IANAE (I am not an expert).

However: you always run the risk of mastitis anyway. You notice it when the infection (there are likely always bacteria there) gets firmly established in one place. You're NOT milking the cow once a day; instead the cow is being milked steadily all the time (except overnight) by either the calf or you. This is ideally going to keep the milk moving along, and hence should minimise (but can't eliminate) the chance of bacteria sitting long enough in one place to establish mastitis.
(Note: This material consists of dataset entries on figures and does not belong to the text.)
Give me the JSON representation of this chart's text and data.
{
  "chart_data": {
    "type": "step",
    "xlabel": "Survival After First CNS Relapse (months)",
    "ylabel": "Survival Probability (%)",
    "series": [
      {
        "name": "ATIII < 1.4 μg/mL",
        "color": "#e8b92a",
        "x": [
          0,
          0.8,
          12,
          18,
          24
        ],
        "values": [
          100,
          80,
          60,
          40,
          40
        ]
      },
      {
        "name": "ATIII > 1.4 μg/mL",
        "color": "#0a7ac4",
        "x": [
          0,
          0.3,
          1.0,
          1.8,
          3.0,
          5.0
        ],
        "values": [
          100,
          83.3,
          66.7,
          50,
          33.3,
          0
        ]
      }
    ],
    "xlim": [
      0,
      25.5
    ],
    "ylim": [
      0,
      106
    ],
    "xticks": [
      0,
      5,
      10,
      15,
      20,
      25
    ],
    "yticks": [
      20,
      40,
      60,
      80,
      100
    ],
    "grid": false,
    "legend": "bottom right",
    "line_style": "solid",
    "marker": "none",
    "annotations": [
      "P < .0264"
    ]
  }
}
One thing you should do: while cleaning up the udder (warm water, cloth, disinfectant) prior to milking, you also give it a good massage. This does several things. It, of course, cleans up the udder and gets rid of stray hairs and flakes of manure or calf spittle or dried urine or general dust and dirt which would otherwise fall into the milking bucket. It stimulates milk letdown. It also lets you establish if there are quarters the calf isn't favouring, and hence which you should milk preferentially to balance things off and keep milk flowing. And it lets you assess the condition of the quarters and identify matters if mastitis has got established in any quarter. You also do a trial milking of each quarter in turn (just a few squirts into another [dark-coloured] container) and examine it to ensure there's no mastitis or stringy bits in the milk before you settle down to the full milking. If you've got cats hanging around then this is what they get. That way you can start treatment early if necessary: generally topical application of an antibiotic (milk quarter out thoroughly, milk to be used only for cooking then animal food, or even cooking then compost), then what I was used to was a squeeze tube of antibiotic ointment inserted into the teat and then squeezed. Because the quarter had been thoroughly emptied, the ointment could find its way back to the seat of infection. While I guess you should do some more research with your extension agents on this, on the few occasions it happened for us, we continued to use the milk from the other uninfected quarters. This was a CONSIDERABLE time ago, though, and I'd check again. However, if two quarters became infected Dad would treat the infection aggressively and then dry the cow off, and if it happened in two lactations he'd mark her as one he wouldn't use for milking again; and think about selling her off - after all she probably couldn't do a good job of raising a calf either.